La première rencontre de l’interdit se fit dans un village reculé. L’humain trop humain buvait un thé au jasmin, seul, lorsqu’une petite fille s’approcha de lui. Elle semblait surprise de sa présence dans son village.

- Qui es-tu?
- Un étranger.
- Je le vois bien.
- Tu veux savoir pourquoi je suis ici ?
- Oui.
- Je cherche des hommes.
- Il n’en existe pas ici.
- Parce que c’est interdit ?
- Exactement.
- Pas d’exception à la règle ?
- La loi, c’est la loi.
- Et toi ?

Elle eut un imperceptible mouvement de recul.

- Je n’ai rien d’humain.
- Comment le sais-tu ?
- Sinon je serais en prison.
- Ainsi les humains existent.
- S’ils existent, ils sont en prison.
- Tu en as déjà rencontrés ?
- Non, jamais.
- Alors tu ne sais pas à quoi ils ressemblent.
- Je suis sûre qu’ils sont tous laids.
- Tu veux dire laid comme moi.

Elle le regarda fixement avant de répondre.

- Oui, laid comme toi.
- C’est sans doute pour cela que les hommes sont formidables.
- Ils ne te font pas peur ?
- Non, pourquoi ?
- Ici, tout le monde les craint.
- Pour quelle raison ?
- À cause de leurs blessures.
- Leurs blessures?
- Elles sont si vilaines !
- Mais pourquoi ?
- Car ils n’oublient pas.
- C’est vrai qu’ils n’oublient pas.
- C’est la faute de leur mémoire !
- Ainsi tu sais ce que signifie la mémoire !
- C’est elle qui n’oublie pas la laideur.
- La laideur de qui ?
- Des hommes, bien sûr.
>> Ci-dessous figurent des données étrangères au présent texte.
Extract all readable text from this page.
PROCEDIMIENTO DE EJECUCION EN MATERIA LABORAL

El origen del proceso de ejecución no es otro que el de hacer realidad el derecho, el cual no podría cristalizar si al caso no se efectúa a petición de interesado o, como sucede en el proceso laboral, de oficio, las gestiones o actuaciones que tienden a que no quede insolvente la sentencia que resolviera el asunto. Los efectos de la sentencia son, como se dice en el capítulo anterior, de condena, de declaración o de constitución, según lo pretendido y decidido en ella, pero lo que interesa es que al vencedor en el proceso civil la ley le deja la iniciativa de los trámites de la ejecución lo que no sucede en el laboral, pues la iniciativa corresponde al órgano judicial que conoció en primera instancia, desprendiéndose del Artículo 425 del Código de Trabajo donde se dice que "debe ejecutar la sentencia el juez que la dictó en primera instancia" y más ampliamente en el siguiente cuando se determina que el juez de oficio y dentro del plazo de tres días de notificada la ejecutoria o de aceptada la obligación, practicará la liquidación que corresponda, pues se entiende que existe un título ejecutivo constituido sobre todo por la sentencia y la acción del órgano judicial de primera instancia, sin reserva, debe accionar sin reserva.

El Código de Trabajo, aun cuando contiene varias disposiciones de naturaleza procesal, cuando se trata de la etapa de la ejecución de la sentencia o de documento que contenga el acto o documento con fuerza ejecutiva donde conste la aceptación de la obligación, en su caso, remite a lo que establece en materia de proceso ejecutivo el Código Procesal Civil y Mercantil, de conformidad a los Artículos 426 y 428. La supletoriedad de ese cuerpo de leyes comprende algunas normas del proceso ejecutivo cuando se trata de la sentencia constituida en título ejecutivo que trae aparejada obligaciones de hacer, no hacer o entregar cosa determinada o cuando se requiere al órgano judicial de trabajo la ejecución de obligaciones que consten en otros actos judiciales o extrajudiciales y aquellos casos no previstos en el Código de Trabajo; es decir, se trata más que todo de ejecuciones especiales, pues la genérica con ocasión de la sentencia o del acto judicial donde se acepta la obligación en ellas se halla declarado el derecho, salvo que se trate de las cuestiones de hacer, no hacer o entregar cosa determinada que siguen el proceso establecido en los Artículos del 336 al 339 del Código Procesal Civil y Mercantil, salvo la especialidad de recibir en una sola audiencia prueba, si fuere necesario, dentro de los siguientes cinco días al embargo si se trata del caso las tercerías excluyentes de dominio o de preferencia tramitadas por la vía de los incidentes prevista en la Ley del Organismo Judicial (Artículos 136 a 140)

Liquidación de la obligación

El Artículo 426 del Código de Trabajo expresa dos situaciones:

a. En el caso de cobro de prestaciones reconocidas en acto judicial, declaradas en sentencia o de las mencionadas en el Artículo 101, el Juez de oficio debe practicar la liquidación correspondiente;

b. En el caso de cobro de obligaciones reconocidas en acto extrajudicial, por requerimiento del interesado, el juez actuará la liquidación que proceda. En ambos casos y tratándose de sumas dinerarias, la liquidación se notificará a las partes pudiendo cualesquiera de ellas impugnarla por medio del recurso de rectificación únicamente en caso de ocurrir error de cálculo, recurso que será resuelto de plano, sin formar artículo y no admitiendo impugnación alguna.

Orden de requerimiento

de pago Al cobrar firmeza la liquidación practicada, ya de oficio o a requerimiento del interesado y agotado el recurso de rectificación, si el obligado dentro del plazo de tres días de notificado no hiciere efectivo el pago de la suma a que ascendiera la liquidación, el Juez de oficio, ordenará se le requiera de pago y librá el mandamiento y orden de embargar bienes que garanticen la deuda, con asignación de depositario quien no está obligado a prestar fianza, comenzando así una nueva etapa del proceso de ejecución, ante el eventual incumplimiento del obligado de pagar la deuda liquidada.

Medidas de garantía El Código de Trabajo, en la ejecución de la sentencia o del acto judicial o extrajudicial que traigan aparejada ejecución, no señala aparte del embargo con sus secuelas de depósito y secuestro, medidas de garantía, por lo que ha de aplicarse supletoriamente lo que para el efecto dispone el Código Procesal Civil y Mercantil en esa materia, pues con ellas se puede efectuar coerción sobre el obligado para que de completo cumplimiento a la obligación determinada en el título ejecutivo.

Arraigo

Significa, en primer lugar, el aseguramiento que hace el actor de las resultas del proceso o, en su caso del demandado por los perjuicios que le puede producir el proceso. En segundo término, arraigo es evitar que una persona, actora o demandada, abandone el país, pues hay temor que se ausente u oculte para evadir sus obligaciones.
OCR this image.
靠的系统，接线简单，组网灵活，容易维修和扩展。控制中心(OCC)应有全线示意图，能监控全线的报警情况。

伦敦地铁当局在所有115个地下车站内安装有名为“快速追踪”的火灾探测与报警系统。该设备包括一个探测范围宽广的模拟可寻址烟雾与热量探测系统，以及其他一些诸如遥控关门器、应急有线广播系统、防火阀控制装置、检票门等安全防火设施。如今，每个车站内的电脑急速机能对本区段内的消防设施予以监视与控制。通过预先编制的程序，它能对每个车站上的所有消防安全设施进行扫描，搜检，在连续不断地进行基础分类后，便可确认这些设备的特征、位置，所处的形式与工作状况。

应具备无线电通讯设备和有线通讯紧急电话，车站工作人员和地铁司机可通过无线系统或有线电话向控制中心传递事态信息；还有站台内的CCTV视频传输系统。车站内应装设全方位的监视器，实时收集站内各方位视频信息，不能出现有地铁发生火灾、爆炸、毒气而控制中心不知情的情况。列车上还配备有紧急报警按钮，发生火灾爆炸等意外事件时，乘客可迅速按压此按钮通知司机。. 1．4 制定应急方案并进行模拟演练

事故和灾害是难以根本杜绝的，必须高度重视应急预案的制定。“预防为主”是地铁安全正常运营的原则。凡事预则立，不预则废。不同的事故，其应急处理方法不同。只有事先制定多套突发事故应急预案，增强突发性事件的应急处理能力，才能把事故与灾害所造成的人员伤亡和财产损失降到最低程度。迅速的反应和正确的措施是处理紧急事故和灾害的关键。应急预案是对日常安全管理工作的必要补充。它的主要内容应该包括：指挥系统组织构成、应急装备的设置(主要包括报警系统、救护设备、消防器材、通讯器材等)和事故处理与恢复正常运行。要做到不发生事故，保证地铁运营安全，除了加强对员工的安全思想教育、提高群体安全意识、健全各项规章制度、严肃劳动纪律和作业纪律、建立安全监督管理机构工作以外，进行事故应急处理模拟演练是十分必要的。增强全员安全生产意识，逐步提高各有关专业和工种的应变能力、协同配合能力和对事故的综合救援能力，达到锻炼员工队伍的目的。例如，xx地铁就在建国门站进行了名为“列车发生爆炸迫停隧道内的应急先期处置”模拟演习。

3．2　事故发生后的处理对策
Qui d’autre ?
- C’est vrai, qui d’autre ?
- Ici les gens sont tous beaux.
- C’est vrai que tu es très belle.
- C’est la meilleure preuve de mon inhumanité.
- Je vois.
- Ici, les gens ne se souviennent de rien.
- Comment est-ce possible ?
- Nous avons choisi d’être heureux.
- Alors, ici tout le monde est heureux.
- Bien sûr.
- C’est donc si évident ?
- C’est cela le bonheur social...
- Le lendemain sera identique à aujourd’hui ?
- Tu n’es pas seulement un étranger, tu es étrange.